Les yeux de Wang Wanjing devinrent rouges, mais toujours convaincue que ses actions étaient justifiées, elle répondit : «Ma fille, écoute-moi… Je l’ai fait pour ton bien, la famille Yang est riche et puissante, elle a de l’influence. Ton mariage avec Yang Hongzhi est une union parfaite, la combinaison entre toi et lui sera parfaite…»
«Ça suffit !»
Su Li poussa un cri de détresse, ses yeux devinrent rouges et larmoyants, mais elle était une femme forte et elle retint ses larmes. Puis, elle se redressa de toute sa hauteur et leva le menton en disant : «Tu m’as donné la vie, mais cela ne signifie pas que je dois suivre tes plans.
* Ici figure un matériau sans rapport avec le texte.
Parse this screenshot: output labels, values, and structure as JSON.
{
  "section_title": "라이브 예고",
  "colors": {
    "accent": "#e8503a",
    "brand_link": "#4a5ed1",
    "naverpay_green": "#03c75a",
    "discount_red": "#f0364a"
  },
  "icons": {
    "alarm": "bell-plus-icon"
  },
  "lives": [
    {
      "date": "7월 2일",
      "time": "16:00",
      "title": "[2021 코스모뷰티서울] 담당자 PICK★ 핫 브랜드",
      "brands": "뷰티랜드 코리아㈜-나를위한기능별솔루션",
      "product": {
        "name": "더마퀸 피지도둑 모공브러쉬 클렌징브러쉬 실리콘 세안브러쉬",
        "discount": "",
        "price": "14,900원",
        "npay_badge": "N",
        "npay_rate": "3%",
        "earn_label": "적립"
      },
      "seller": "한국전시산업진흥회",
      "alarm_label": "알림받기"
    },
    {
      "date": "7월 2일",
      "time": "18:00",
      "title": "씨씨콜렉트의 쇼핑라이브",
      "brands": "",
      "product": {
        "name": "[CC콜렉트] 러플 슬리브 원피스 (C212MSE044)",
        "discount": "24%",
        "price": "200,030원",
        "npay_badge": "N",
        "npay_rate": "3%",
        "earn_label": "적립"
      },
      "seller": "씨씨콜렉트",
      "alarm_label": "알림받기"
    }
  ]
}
Ma sœur est là où elle est aujourd’hui parce qu’elle t’a écoutée, ne le comprends-tu pas, n’as-tu pas déjà suffisamment péché ?!»
«Je… je…»
Wang Wanjing était à court de mots… La mention de la sœur de Su Li avait touché un point sensible, et une vague soudaine d’angoisse et de culpabilité l’accabla. Elle s’effondra sur le sol, s’affaissa contre le canapé, hébétée.
«À partir de maintenant, ne me cherche plus jamais, je ne veux plus jamais te voir. Je transférerai chaque mois les fonds sur le compte de Su Canye et sur le tien, tu ferais mieux de bien gérer tes dépenses. Si tu dépenses tout à l’avance, tu n’auras qu’à aller chercher l’argent ailleurs !»
«Ma fille, pourquoi me fais-tu cela, je suis ta mère», gémit Wang Wanjing.
«À partir du moment où tu as décidé de me droguer, tu as rompu notre relation mère-fille.»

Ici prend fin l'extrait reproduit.